It’s tough being the 1 percent. It ruins Christmas when you want for nothing. Whole magazines such as the Robb Report and the Neiman Marcus Christmas Book exist solely to highlight stuff so insane that your friends can be pretty sure you don’t have it yet. We suggest putting these items on your wish list: They’re not only hilariously expensive, but they also allow you to assert your superiority over all the people who are not as rich as you are.
Just Add Cocaine
Writing songs never came easily to you. After all, a whole lot of the best music comes out of desire — for love, money, success — and you’ve always been able to buy whatever you want.

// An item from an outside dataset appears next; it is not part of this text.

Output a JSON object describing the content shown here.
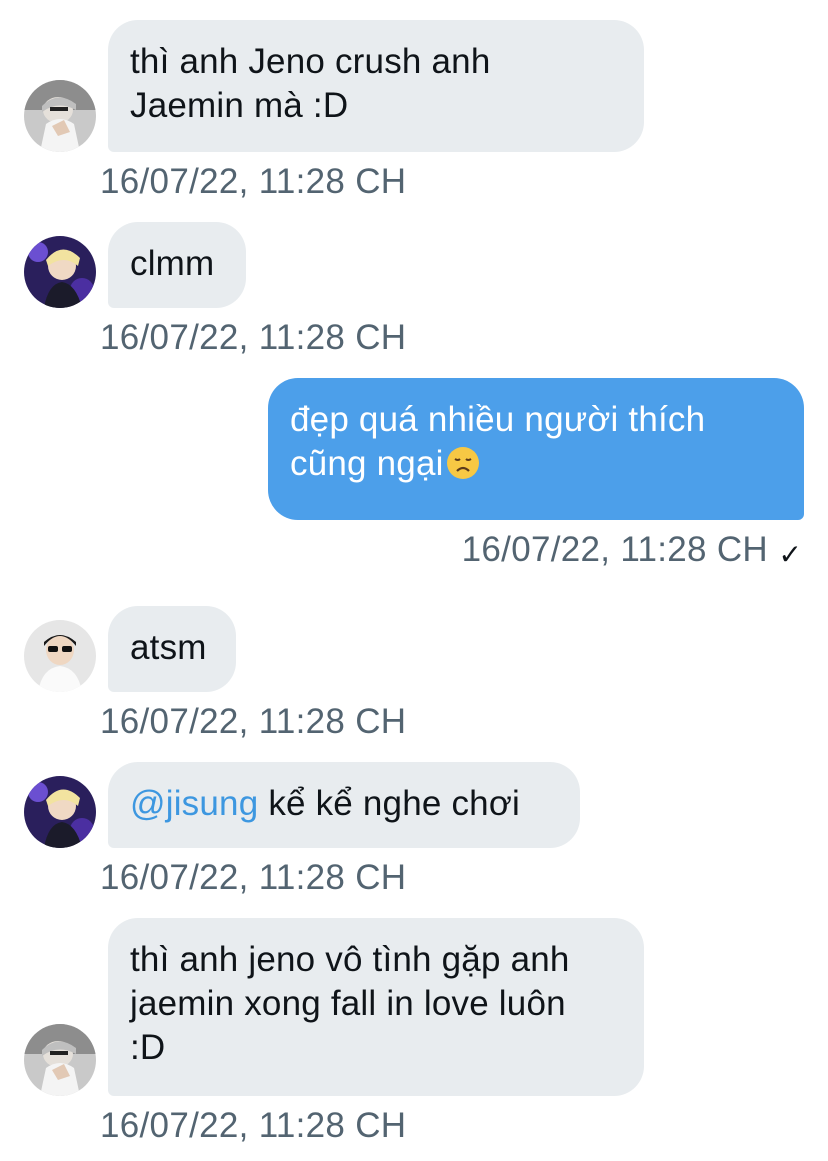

Except talent. Rock Royalty makes a customized Fender Telecaster ($100,000) with diamond-encrusted volume knobs and tuning pegs, and a body wrapped in black alligator skin. Now you just have to hire some people to write your music, and you’re this close to being a rock star.
A Luxury Tax? How Rude.
You probably already like Monopoly. It allows you to raise rents on the little people, buy up all the railroads and get out of jail free, which are three of the four favorite rich-people pastimes. (The other is unicorn polo.) Geoffrey Parker’s Monopoly set has calfskin sides, and board inlays embossed with silver and gold. You can order it with pewter pieces ($4,290), but Ayn Rand would want you to buy the sterling silver pieces ($7,390) or silver gilt pieces ($7,570).
iTaser App Not Far Behind
Are you worried that poor people are stealing your stuff? You should be! MobileCamViewer ($349.99 for a one-year subscription, App Store) lets you look at up to six different security camera feeds on your iPad at once. You can divide the cameras among your business, house and storage facilities, or among your summer house, winter house, spring break house and the house where you store the maps to all your other houses. Or you could spend the money on 353 copies of Angry Birds.
On Your Left! And Right!
Running out of things for your servants to do? Leave the bicycles to the dirty hipsters and make the proles pedal you around in Anthropologie’s $2,200 limited-edition rickshaw. It’s a little less humiliating to the underclass than traditional rickshaws, because instead of forcing them to run around while pulling your carriage, it allows them to tow you on a pretty green bicycle. It comes with streamers, a bell and a canopy. Oh, no! The Anthropologie model is no longer available. Happily, eBay has a large selection of similar conveyances.